Makna Filosofis Batik Babon Angrem:
| Unsur | Makna |
| Babon = induk ayam | Simbol seorang ibu atau pemimpin yang melindungi anak-anaknya |
| Angrem = mengerami telur | Melambangkan kesabaran, harapan, dan proses tumbuh dalam kehangatan |
| Cinta dan Perjuangan Ibu | Pengorbanan tanpa pamrih demi masa depan anak-anak dan keluarga |
| Lambang Kehangatan Rumah Tangga | Mendoakan agar keluarga selalu utuh, hangat, dan sejahtera |
Kapan Motif Ini Dipakai?
Motif Babon Angrem sangat pas dipakai saat:
- Pernikahan:biasanya dikenakan oleh ibu pengantin sebagai simbol restu
- Upacara adat keluarga: sebagai doa untuk anak yang akan menikah atau memulai kehidupan baru
- Momen kelahiran atau tingkeban (7 bulanan kehamilan)

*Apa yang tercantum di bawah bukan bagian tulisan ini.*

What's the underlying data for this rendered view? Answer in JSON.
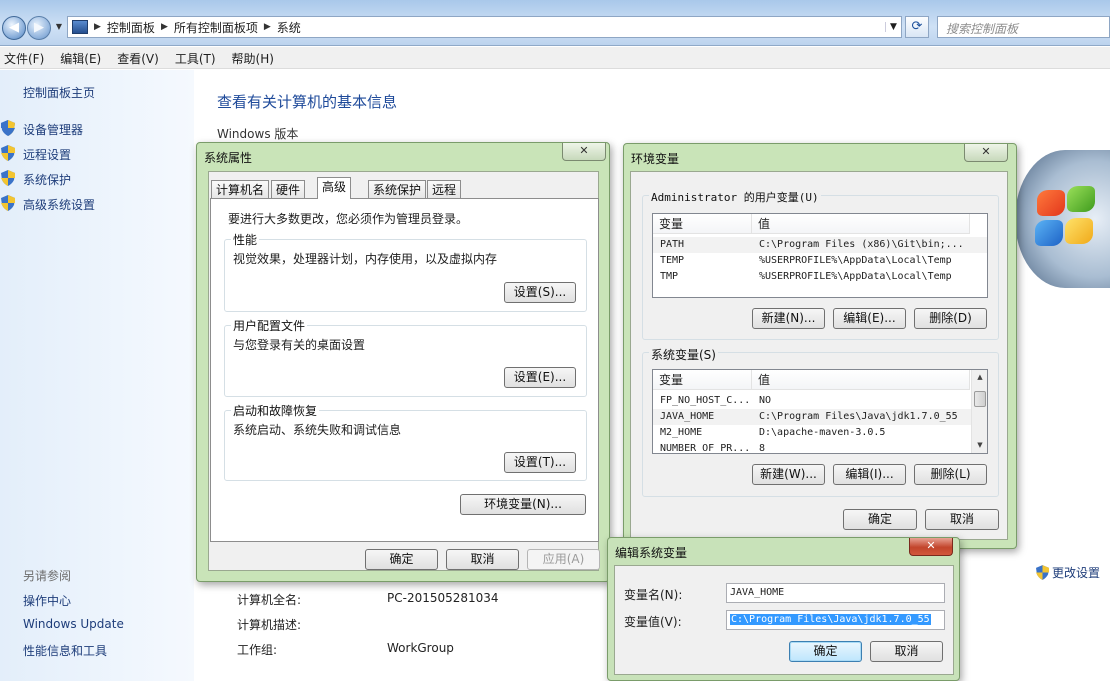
{
  "address_bar": {
    "crumbs": [
      "控制面板",
      "所有控制面板项",
      "系统"
    ],
    "search_placeholder": "搜索控制面板"
  },
  "menu": [
    "文件(F)",
    "编辑(E)",
    "查看(V)",
    "工具(T)",
    "帮助(H)"
  ],
  "sidebar": {
    "home": "控制面板主页",
    "links": [
      "设备管理器",
      "远程设置",
      "系统保护",
      "高级系统设置"
    ],
    "see_also_label": "另请参阅",
    "see_also": [
      "操作中心",
      "Windows Update",
      "性能信息和工具"
    ]
  },
  "main": {
    "title": "查看有关计算机的基本信息",
    "windows_version_label": "Windows 版本",
    "computer_info": [
      {
        "key": "计算机全名:",
        "value": "PC-201505281034"
      },
      {
        "key": "计算机描述:",
        "value": ""
      },
      {
        "key": "工作组:",
        "value": "WorkGroup"
      }
    ],
    "change_settings": "更改设置"
  },
  "sys_props": {
    "title": "系统属性",
    "tabs": [
      "计算机名",
      "硬件",
      "高级",
      "系统保护",
      "远程"
    ],
    "active_tab": "高级",
    "admin_note": "要进行大多数更改，您必须作为管理员登录。",
    "groups": [
      {
        "label": "性能",
        "desc": "视觉效果，处理器计划，内存使用，以及虚拟内存",
        "button": "设置(S)..."
      },
      {
        "label": "用户配置文件",
        "desc": "与您登录有关的桌面设置",
        "button": "设置(E)..."
      },
      {
        "label": "启动和故障恢复",
        "desc": "系统启动、系统失败和调试信息",
        "button": "设置(T)..."
      }
    ],
    "env_button": "环境变量(N)...",
    "ok": "确定",
    "cancel": "取消",
    "apply": "应用(A)"
  },
  "env_vars": {
    "title": "环境变量",
    "user_label": "Administrator 的用户变量(U)",
    "col_var": "变量",
    "col_val": "值",
    "user_rows": [
      {
        "name": "PATH",
        "value": "C:\\Program Files (x86)\\Git\\bin;..."
      },
      {
        "name": "TEMP",
        "value": "%USERPROFILE%\\AppData\\Local\\Temp"
      },
      {
        "name": "TMP",
        "value": "%USERPROFILE%\\AppData\\Local\\Temp"
      }
    ],
    "system_label": "系统变量(S)",
    "system_rows": [
      {
        "name": "FP_NO_HOST_C...",
        "value": "NO"
      },
      {
        "name": "JAVA_HOME",
        "value": "C:\\Program Files\\Java\\jdk1.7.0_55"
      },
      {
        "name": "M2_HOME",
        "value": "D:\\apache-maven-3.0.5"
      },
      {
        "name": "NUMBER_OF_PR...",
        "value": "8"
      }
    ],
    "user_buttons": [
      "新建(N)...",
      "编辑(E)...",
      "删除(D)"
    ],
    "system_buttons": [
      "新建(W)...",
      "编辑(I)...",
      "删除(L)"
    ],
    "ok": "确定",
    "cancel": "取消"
  },
  "edit_var": {
    "title": "编辑系统变量",
    "name_label": "变量名(N):",
    "name_value": "JAVA_HOME",
    "value_label": "变量值(V):",
    "value_value": "C:\\Program Files\\Java\\jdk1.7.0_55",
    "ok": "确定",
    "cancel": "取消"
  }
}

Ciri Visual Motif Babon Angrem
- Gambar induk ayam dikelilingi anak-anak ayam atau telur
- Dipadukan dengan ornamen seperti tumbuhan, sayap, atau sarang
- Warna dominan: sogan cokelat, krem, dan hitam (warna klasik keraton)
Nilai Budaya
Motif ini mengajarkan bahwa kekuatan keluarga lahir dari kasih sayang, kesabaran, dan peran ibu yang luar biasa. Ia juga menjadi simbol doa dan harapan, bukan sekadar dekorasi.